Bryce’ın Almanlara ithamları Birleşik Krallık’taki Belçikalı mültecilerin İngiliz ve Müttefikler görevlilerine yaptığı açıklamalara dayandırıldı. Sözüm ona açıklama yapan kişilerin ailelerini korumak amacıyla isimleri verilmedi. Ancak müttefik askerlerin isimlerinin verilmemesinin nedeni asla anlaşılamadı. Bryce’ın Ermeni Raporu da aynı mantık üzerine kuruluydu. Bryce, raporunu, Osmanlı İmparatorluğu’nda ismi belli olmayan kaynaklara dayanarak hazırlamıştı. Tüm İngiliz propaganda malzemelerinde olduğu gibi Bryce ve Toynbee’nin çalışmalarında da tek bir Müslüman’ın ölümüne rastlanmıyordu. Ölenler hep Ermeniler ve Asyalı Hıristiyanlardı. Belirtilen kaynaklara ve amaçlarına bakıldığında bu hiç de şaşılası bir durum değildi.
Bryce’ın kaynakları kimlerdi? Belçika’daki isimler ya da orijinal kaynaklar asla verilmedi, bu yüzden rapordakilerin tamamen uydurma olduğu şüphesi çok kuvvetlidir. Aynı tarz Ermenilerle ilgili raporda da kullanılmıştır. Bilgi veren kişilerden harflerle ya da tanımlamalarla bahsediliyordu (“Bay A”, “Bayan B” ya da “Bölgedeki bir yabancı” gibi). Alman raporunda olduğu gibi, sözde bu kişilerin zarar görmesini önlemek amacıyla gerçek isimlerinin bilinmesi istenmiyordu. Ancak, İngilizler gerçek kaynakların dokümantasyonlarını tutuyorlardı ve bakanlıkta nereye konulduğu unutulduğu için, diğer propaganda kayıtları yok edilirken bu belgelere el sürülmemişti, Şans eseri bu belgeler konuyla ilgisi olmayan dokümanların arasında bulundu.[26]

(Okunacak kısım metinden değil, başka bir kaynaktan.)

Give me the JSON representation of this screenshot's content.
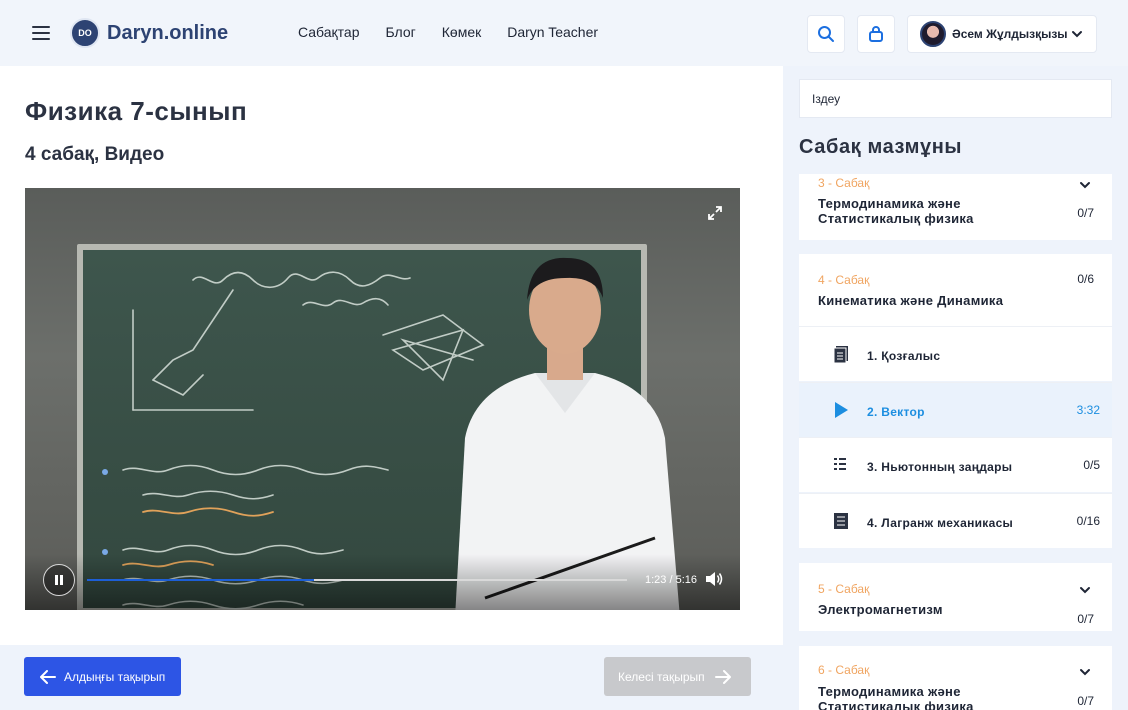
{
  "brand": {
    "logo_mark": "DO",
    "name": "Daryn.online"
  },
  "nav": [
    {
      "label": "Сабақтар"
    },
    {
      "label": "Блог"
    },
    {
      "label": "Көмек"
    },
    {
      "label": "Daryn Teacher"
    }
  ],
  "header": {
    "search_icon": "search-icon",
    "cart_icon": "shopping-bag-icon",
    "user_name": "Әсем Жұлдызқызы"
  },
  "course": {
    "title": "Физика 7-сынып",
    "subtitle": "4 сабақ, Видео"
  },
  "video": {
    "time": "1:23 / 5:16",
    "progress": 0.42,
    "state": "playing"
  },
  "nav_buttons": {
    "prev": "Алдыңғы тақырып",
    "next": "Келесі тақырып"
  },
  "sidebar": {
    "search_value": "Іздеу",
    "title": "Сабақ мазмұны",
    "lessons": [
      {
        "number": "3 - Сабақ",
        "name_line1": "Термодинамика және",
        "name_line2": "Статистикалық физика",
        "count": "0/7"
      },
      {
        "number": "4 - Сабақ",
        "name_line1": "Кинематика және Динамика",
        "count": "0/6",
        "items": [
          {
            "label": "1. Қозғалыс",
            "meta": "",
            "icon": "document-icon"
          },
          {
            "label": "2. Вектор",
            "meta": "3:32",
            "icon": "play-icon"
          },
          {
            "label": "3. Ньютонның заңдары",
            "meta": "0/5",
            "icon": "quiz-icon"
          },
          {
            "label": "4. Лагранж механикасы",
            "meta": "0/16",
            "icon": "test-icon"
          }
        ]
      },
      {
        "number": "5 - Сабақ",
        "name_line1": "Электромагнетизм",
        "count": "0/7"
      },
      {
        "number": "6 - Сабақ",
        "name_line1": "Термодинамика және",
        "name_line2": "Статистикалық физика",
        "count": "0/7"
      }
    ]
  },
  "colors": {
    "accent": "#2d55e5",
    "active": "#1c8ee0",
    "lesson_number": "#f0a561",
    "brand": "#2d4373"
  }
}
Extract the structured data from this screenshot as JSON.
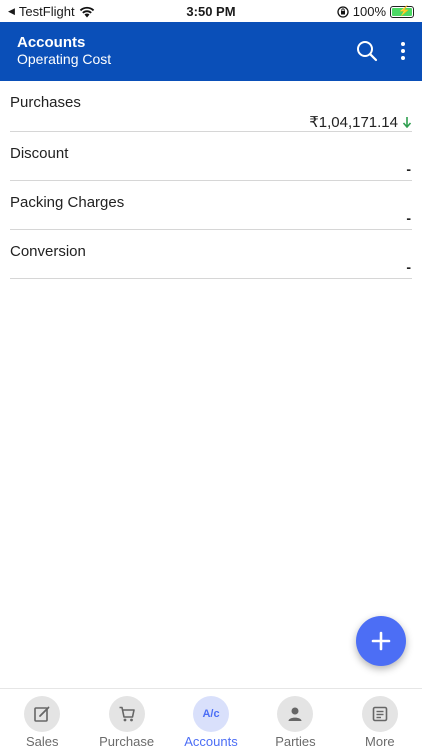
{
  "status_bar": {
    "carrier": "TestFlight",
    "time": "3:50 PM",
    "battery": "100%"
  },
  "header": {
    "title": "Accounts",
    "subtitle": "Operating Cost"
  },
  "accounts": [
    {
      "label": "Purchases",
      "value": "₹1,04,171.14"
    },
    {
      "label": "Discount",
      "value": "-"
    },
    {
      "label": "Packing Charges",
      "value": "-"
    },
    {
      "label": "Conversion",
      "value": "-"
    }
  ],
  "nav": {
    "sales": "Sales",
    "purchase": "Purchase",
    "accounts": "Accounts",
    "accounts_icon": "A/c",
    "parties": "Parties",
    "more": "More"
  },
  "colors": {
    "header_bg": "#0a4fb8",
    "accent": "#4c6ef5",
    "down_arrow": "#2e9e4f"
  }
}
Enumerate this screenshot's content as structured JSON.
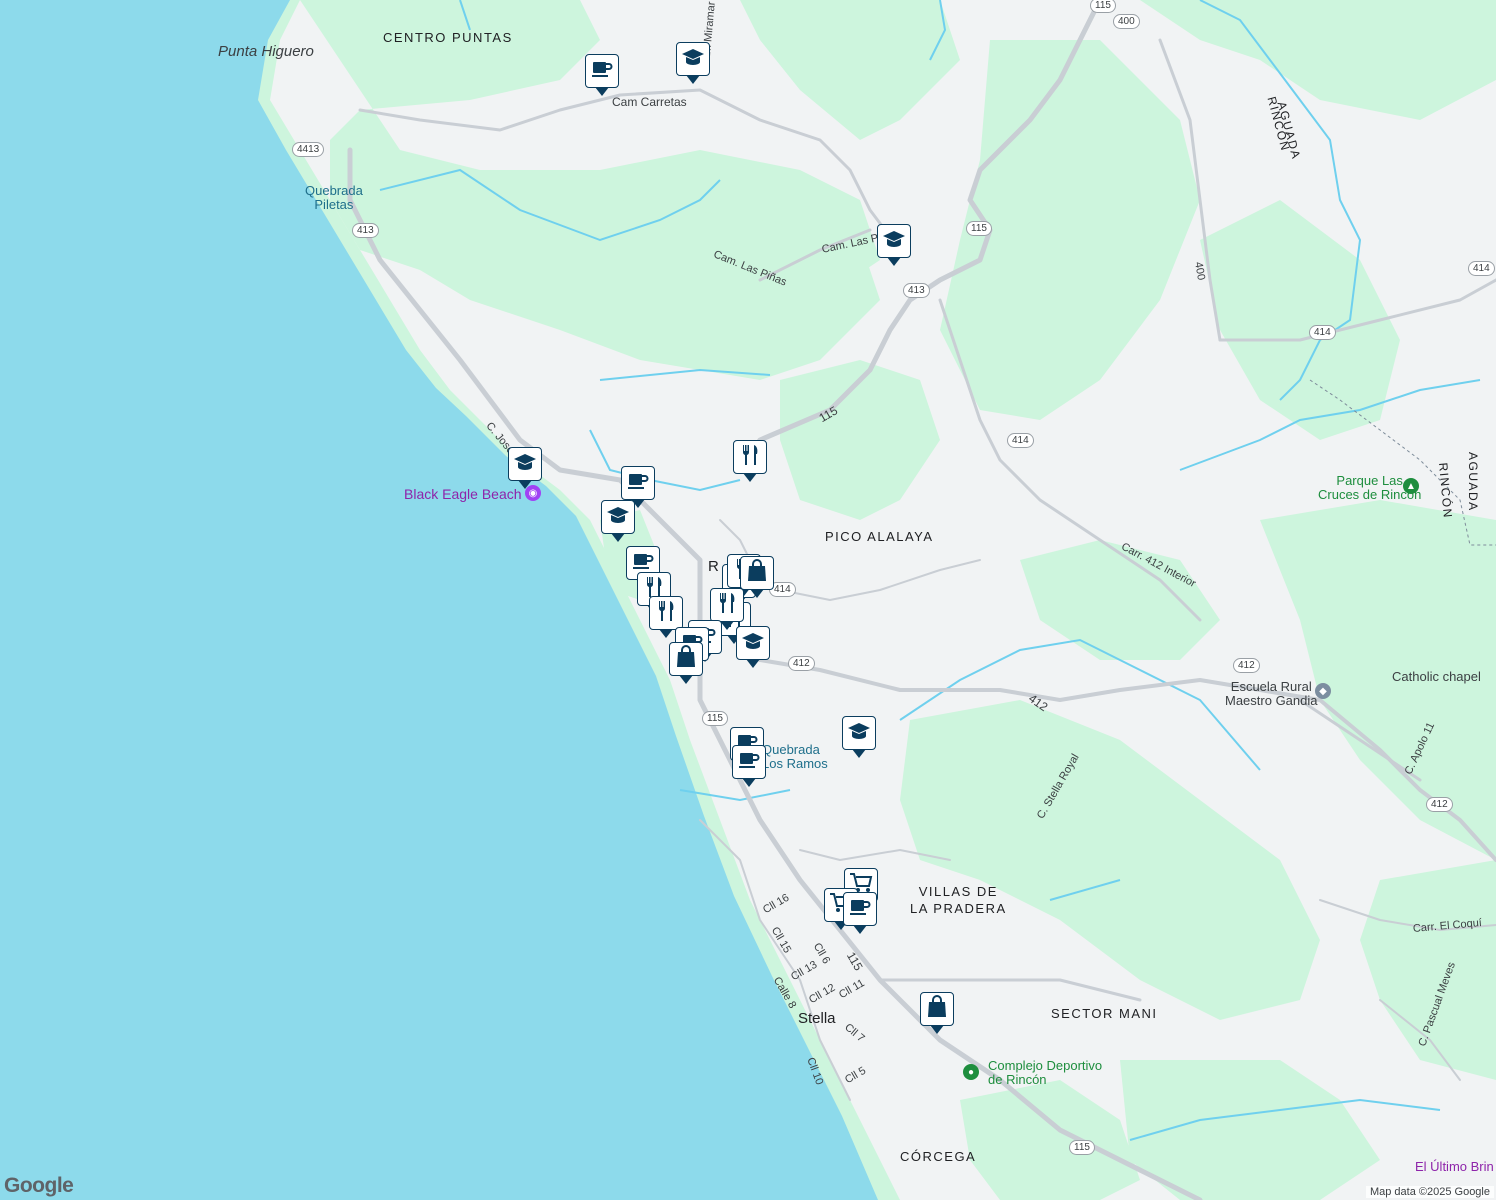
{
  "map": {
    "colors": {
      "ocean": "#8ddaeb",
      "land": "#f1f3f4",
      "forest": "#cdf5dd",
      "road": "#c9ced4",
      "river": "#6fd0ee",
      "marker_fill": "#0b3d5e"
    },
    "labels": {
      "punta_higuero": "Punta Higuero",
      "centro_puntas": "CENTRO PUNTAS",
      "quebrada_piletas": "Quebrada\nPiletas",
      "black_eagle_beach": "Black Eagle Beach",
      "pico_alalaya": "PICO ALALAYA",
      "quebrada_ramos": "Quebrada\nLos Ramos",
      "villas_pradera": "VILLAS DE\nLA PRADERA",
      "stella": "Stella",
      "sector_mani": "SECTOR MANI",
      "corcega": "CÓRCEGA",
      "complejo": "Complejo Deportivo\nde Rincón",
      "escuela": "Escuela Rural\nMaestro Gandia",
      "catholic_chapel": "Catholic chapel",
      "parque_cruces": "Parque Las\nCruces de Rincón",
      "aguada_1": "AGUADA",
      "rincon_1": "RINCÓN",
      "aguada_2": "AGUADA",
      "rincon_2": "RINCÓN",
      "el_ultimo": "El Último Brin",
      "rincon_town": "R"
    },
    "streets": {
      "cam_carretas": "Cam Carretas",
      "cam_miramar": "Cam Miramar",
      "cam_las_pinas": "Cam. Las Piñas",
      "cam_las_pinas_2": "Cam. Las Piñas",
      "c_jose": "C. Jose P",
      "r115_a": "115",
      "r412_a": "412",
      "r115_b": "115",
      "carr_412_interior": "Carr. 412 Interior",
      "c_stella_royal": "C. Stella Royal",
      "c_apolo": "C. Apolo 11",
      "carr_el_coqui": "Carr. El Coquí",
      "c_pascual": "C. Pascual Meves",
      "cll16": "Cll 16",
      "cll15": "Cll 15",
      "cll6": "Cll 6",
      "cll13": "Cll 13",
      "cll12": "Cll 12",
      "cll11": "Cll 11",
      "calle8": "Calle 8",
      "cll7": "Cll 7",
      "cll10": "Cll 10",
      "cll5": "Cll 5",
      "r400": "400"
    },
    "shields": [
      "115",
      "400",
      "4413",
      "413",
      "115",
      "413",
      "414",
      "414",
      "414",
      "414",
      "412",
      "412",
      "115",
      "412",
      "115"
    ],
    "markers": [
      {
        "icon": "coffee-icon"
      },
      {
        "icon": "school-icon"
      },
      {
        "icon": "school-icon"
      },
      {
        "icon": "restaurant-icon"
      },
      {
        "icon": "school-icon"
      },
      {
        "icon": "coffee-icon"
      },
      {
        "icon": "school-icon"
      },
      {
        "icon": "coffee-icon"
      },
      {
        "icon": "restaurant-icon"
      },
      {
        "icon": "restaurant-icon"
      },
      {
        "icon": "restaurant-icon"
      },
      {
        "icon": "restaurant-icon"
      },
      {
        "icon": "shopping-bag-icon"
      },
      {
        "icon": "restaurant-icon"
      },
      {
        "icon": "restaurant-icon"
      },
      {
        "icon": "coffee-icon"
      },
      {
        "icon": "coffee-icon"
      },
      {
        "icon": "shopping-bag-icon"
      },
      {
        "icon": "school-icon"
      },
      {
        "icon": "coffee-icon"
      },
      {
        "icon": "coffee-icon"
      },
      {
        "icon": "school-icon"
      },
      {
        "icon": "cart-icon"
      },
      {
        "icon": "cart-icon"
      },
      {
        "icon": "coffee-icon"
      },
      {
        "icon": "shopping-bag-icon"
      }
    ],
    "attribution": "Map data ©2025 Google",
    "brand": "Google"
  }
}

Eğer bu kanıtlar raporun yayınladığı dönemde yayınlansalardı, Bryce Raporu, tarafsız kişilerin gözlemleri olarak değil, daha ziyade salt bir propaganda malzemesi olarak görülecekti. Türk zulmü söylentilerinin ana kaynakları Amerikalı misyonerler ve Ermenilerdir. Bryce’ın raporundaki 150 olayın 59’u misyonerler tarafından yazılmıştır, 52’si ise Ermenilerin yazdıkları olayları anlatır ya da Ermeni gazetelerin alıntılarından oluşur. Raporda yazıları kullanılan misyonerlerin çok az bir kısmının adları bilinmektedir. Çoğu “bölgede yaşayan bir yabancı” ya da “yabancı bir gezgin” gibi kod isimler kullanarak gerçek kimliklerini açığa çıkarmayan ama Ermenilerle sıkı ilişkiler içinde bulunan misyonerlerdi.[27] Bir Amerikalı misyoner ya da eşi ya da bir rahibe kendi bölgesinden çok uzaktaki bir olayı anlatırken “Amerikalı bir gezgin” ifadesi kullanılıyordu. Okuyucu bu kişilere “gezgin” denilince sanki gerçekten Amerika’dan gelmiş bir ziyaretçi olarak algılıyordu, ancak gerçek durum bu değildi. Örneğin; Mersovan Amerikan Misyoner Okulu’ndaki Yunanlı profesörün adı (aslında okuldaki öğrencilerin tamamı Ermeniydi) yazdığı üç belgenin ikisinde “X okulundaki Profesör” olarak geçerken, üçüncüsünde kendisinden “Ermeni vatandaşı olmayan bir gezgin” olarak bahsediliyordu.[28] Doğal olarak, okuyucu bunu iki ayrı yazar, tamamen tarafsız Amerikalı ya da İngiliz bir profesör gibi algılıyordu. Aslında, sadece bir yazar; Yunanlıların çoğu, özellikle de Amerikan misyonerleri tarafından Ermenileri eğitmek üzere tutulanları gibi Ermenilerle aynı Türk karşıtı duyguları besleyen tek bir Yunanlı profesör vardı. Raporun giriş kısmında, Bryce (ya da her kim yazdıysa), kaynaklarının birbirlerini kesinlikle tanımadıklarını söylüyordu, ancak nasıl oluyorsa kimi zaman bu kişiler birden aynı kişi oluveriyorlardı.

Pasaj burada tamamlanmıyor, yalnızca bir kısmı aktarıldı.